32

Sentado a la mesa, el muchacho comía tostadas con mantequilla y jamón. Nunca había probado nada tan delicioso. Y las salchichas que le había servido la mujer oriental… Había visto comer salchichas muchas veces a su hermano, pero él nunca había podido disfrutarlas; se limitaba a salivar con el aroma, imaginando su sabor. Mientras masticaba despacio y paladeaba la increíble dulzura de la mermelada, pensó en su nuevo nombre: Tristram. Le sonaba extraño. Lo repitió mentalmente para acostumbrarse. Tristram. Tristram. Casi parecía un milagro tener su propio nombre. Nunca había pensado que pudiera ser posible, pero ahora lo tenía.

Dio otro mordisco a la tostada y miró a su padre. Le daba miedo. Parecía tan frío, tan distante… En ese aspecto casi era como ellos. Tristram, sin embargo, también intuía que era un hombre importante, y bueno, a cuyo lado se sentía seguro. Era la primera vez que se sentía seguro.

Entró alguien más en la sala. Era un hombre recio, musculoso, que no decía nada. Como los que lo habían castigado tantas veces. Tristram lo miró de soslayo, receloso. Estaba acostumbrado a mirar, observar y escuchar sin que lo pareciera. Si ellos hubieran pensado que escuchaba o miraba le habrían dado un «correctivo». Ya hacía tiempo que Tristram había aprendido a esconder aquellos hábitos y todo lo relativo a su persona. Cuanto menos llamara la atención, mejor. Su objetivo siempre había sido que lo ignorasen. Había otros que no habían tenido tanta cautela como él y en muchos casos habían muerto. La precaución era clave para la supervivencia.

—Ah, Proctor, siéntese —dijo su padre al otro hombre—. ¿Café?

El otro hombre siguió de pie, en postura rígida.

—No, señor, gracias.

—Proctor, le presento a mi hijo, Tristram. Tristram, este es Proctor.

Tristram levantó la cabeza, azorado. No estaba acostumbrado a que lo llamaran por su nombre y lo presentasen de aquella manera a los desconocidos. Normalmente solo era antes de una paliza, o de algo peor.

El hombre lo saludó con un gesto casi imperceptible de la cabeza. No parecía interesado. Para Tristram mejor.

—¿Lo han seguido? —preguntó su padre.

—Así lo esperaba, y así lo he comprobado.

—Tenemos que llevar a Tristram a la mansión de Riverside Drive. Es el lugar más seguro. Use el pasadizo trasero del apartamento. Ya tengo preparado un coche señuelo. Creo que sabrá que hacer.

—Naturalmente, señor.

—No perdamos tiempo. —Entonces su padre se volvió hacia él—. Acábate el desayuno, Tristram —dijo, no sin amabilidad.

Tristram se encajó en la boca el resto de tostada y se acabó todo el café. Nunca había comido nada tan exquisito.
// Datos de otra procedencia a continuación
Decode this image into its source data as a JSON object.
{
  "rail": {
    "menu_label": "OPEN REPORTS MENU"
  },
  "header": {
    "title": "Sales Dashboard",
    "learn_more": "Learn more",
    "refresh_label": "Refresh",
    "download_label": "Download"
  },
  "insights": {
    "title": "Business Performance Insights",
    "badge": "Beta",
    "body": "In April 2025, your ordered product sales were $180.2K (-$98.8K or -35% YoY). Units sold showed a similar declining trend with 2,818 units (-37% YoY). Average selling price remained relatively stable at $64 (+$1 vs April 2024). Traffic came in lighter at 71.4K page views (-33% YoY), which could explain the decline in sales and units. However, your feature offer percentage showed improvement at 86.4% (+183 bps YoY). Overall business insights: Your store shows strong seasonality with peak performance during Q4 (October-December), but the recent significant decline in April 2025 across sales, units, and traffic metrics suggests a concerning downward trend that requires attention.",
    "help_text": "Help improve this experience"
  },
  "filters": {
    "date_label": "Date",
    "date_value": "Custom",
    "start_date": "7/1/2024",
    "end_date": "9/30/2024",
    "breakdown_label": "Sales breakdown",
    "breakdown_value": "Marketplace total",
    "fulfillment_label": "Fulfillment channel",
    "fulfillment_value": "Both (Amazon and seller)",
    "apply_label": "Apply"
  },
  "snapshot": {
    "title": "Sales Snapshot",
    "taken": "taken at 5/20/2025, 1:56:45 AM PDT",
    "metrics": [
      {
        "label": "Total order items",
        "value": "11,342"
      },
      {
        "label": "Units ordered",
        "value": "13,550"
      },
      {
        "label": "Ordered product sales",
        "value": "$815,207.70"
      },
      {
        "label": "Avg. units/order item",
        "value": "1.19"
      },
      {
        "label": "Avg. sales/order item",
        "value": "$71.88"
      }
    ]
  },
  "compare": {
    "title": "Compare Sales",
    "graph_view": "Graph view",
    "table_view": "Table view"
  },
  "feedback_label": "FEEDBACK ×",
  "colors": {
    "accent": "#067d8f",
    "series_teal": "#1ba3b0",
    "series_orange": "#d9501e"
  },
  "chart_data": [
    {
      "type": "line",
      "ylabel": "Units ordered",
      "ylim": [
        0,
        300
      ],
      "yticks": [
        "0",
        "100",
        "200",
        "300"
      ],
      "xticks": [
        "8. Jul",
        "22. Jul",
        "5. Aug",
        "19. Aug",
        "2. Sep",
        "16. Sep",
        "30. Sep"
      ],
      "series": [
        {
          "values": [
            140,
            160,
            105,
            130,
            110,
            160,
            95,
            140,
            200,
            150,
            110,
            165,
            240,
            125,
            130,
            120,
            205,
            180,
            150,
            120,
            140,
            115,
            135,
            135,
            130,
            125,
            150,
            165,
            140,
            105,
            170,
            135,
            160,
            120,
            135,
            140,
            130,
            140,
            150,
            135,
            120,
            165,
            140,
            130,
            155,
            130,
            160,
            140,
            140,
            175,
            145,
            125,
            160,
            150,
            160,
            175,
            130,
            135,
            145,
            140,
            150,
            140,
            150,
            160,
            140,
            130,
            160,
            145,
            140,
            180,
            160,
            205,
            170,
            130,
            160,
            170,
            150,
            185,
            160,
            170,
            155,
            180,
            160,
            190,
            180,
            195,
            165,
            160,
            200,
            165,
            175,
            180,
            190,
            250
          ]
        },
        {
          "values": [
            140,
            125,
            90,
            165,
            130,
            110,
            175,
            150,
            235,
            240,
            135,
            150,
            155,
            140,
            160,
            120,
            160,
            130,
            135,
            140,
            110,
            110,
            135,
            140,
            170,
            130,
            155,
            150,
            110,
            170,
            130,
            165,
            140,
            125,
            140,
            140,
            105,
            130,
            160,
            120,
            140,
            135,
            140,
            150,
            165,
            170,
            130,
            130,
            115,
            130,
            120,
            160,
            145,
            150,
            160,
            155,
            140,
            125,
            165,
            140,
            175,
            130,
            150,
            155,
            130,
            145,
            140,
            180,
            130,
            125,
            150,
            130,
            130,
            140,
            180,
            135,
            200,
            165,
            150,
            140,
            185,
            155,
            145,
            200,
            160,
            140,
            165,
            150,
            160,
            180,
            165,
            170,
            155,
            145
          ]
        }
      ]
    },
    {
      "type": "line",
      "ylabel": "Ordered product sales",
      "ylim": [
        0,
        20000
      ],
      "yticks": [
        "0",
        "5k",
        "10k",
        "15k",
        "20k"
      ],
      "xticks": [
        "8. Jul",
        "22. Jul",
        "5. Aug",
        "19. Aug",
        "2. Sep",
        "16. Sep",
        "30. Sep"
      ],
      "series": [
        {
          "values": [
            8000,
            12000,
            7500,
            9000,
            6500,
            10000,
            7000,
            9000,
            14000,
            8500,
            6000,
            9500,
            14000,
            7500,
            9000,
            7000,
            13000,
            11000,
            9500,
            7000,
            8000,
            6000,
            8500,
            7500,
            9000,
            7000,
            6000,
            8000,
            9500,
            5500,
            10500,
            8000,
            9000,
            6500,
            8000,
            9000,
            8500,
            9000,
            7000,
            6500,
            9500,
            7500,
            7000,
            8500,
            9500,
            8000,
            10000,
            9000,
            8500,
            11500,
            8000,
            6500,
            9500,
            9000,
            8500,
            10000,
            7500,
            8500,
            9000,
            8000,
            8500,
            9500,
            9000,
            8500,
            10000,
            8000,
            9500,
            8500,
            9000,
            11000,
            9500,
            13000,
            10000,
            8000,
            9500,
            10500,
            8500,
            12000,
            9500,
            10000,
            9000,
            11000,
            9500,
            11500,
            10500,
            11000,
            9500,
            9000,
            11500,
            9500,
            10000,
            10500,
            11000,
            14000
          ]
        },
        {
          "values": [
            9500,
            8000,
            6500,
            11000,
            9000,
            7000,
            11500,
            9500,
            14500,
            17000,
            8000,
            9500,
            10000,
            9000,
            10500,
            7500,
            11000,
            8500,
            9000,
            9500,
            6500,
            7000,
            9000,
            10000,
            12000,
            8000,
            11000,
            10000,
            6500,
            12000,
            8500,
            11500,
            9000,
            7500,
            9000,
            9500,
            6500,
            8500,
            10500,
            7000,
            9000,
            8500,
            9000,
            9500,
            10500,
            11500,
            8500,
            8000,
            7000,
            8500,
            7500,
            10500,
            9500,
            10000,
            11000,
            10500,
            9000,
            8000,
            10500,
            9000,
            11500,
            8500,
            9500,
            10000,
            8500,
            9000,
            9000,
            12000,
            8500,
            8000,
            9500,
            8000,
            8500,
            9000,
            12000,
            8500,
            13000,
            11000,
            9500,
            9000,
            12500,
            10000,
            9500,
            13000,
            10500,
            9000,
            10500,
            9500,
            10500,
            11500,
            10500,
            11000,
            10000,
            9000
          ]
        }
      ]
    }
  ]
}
Esperó que en el sitio adonde iban estuviese todo igual de bueno.

Siguió a su padre y al otro hombre por varios pasillos y recodos hasta detenerse ante una puerta de madera sin rotular. Empezaba a dolerle el dedo del pie, pero se esforzó mucho por disimular su cojera. Si lo consideraban demasiado lesionado podían desentenderse de él. Ya lo había visto antes, muchas veces.

Accedieron a un espacio cuyo único contenido era un rollo de cuerda y una trampilla con un candado en el suelo. Pendergast abrió el candado, levantó la trampilla y enfocó hacia abajo la linterna. Tristram, que había visto muchos agujeros oscuros como aquel (y había estado en muchos de ellos), tuvo un ataque de miedo, pero solo hasta que la luz le permitió discernir una pequeña habitación con una cómoda, un sofá y una serie de máquinas extrañas alineadas encima de una mesa, con cables que salían de ellas.

Su padre dejó caer un extremo de la escalerilla por la habitación de abajo. Después dio la linterna al tal Proctor.

—No se aparte del chico en el pasadizo trasero. Cuando salga por la calle Veinticuatro Oeste a la altura de la Setenta y dos vigile al máximo, y si puede irse sin ser visto, hágalo. Encontrará un Honda Civic de Rent-A-Wreck, modelo 1984, aparcado en la acera. Nos reuniremos dentro de unas horas en la mansión.

Pendergast se volvió hacia el muchacho.

—Tristram, tú te irás con Proctor.

El chico sintió aumentar de nuevo el miedo.

—¿Tú no vienes?

—Proctor te protegerá de todo. Nos veremos dentro de poco.

Tras un momento de vacilación se giró y siguió a Proctor por la escalera de cuerda con un sentimiento de resignación. Tenía que hacer lo que le habían dicho, seguir las instrucciones al milímetro. Tal vez así conservara la vida, como otras veces.

Dos horas más tarde Proctor y Tristram estaban sentados en la amplia y escasamente iluminada biblioteca de Riverside Drive 891, esperando a que llegase Pendergast. Proctor siempre se había visto como un soldado que cumplía con su deber, y así se planteaba la misión, aunque esta consistiera en hacer de chófer a un chico raro que resultaba ser hijo de Pendergast, nada menos. Físicamente eran idénticos, pero con una actitud y una conducta diametralmente opuestas. Proctor no había recibido explicaciones, ni las necesitaba. Aun así, entre todas las sorpresas que había vivido al servicio de Pendergast (y no eran pocas), aquella era la mayor.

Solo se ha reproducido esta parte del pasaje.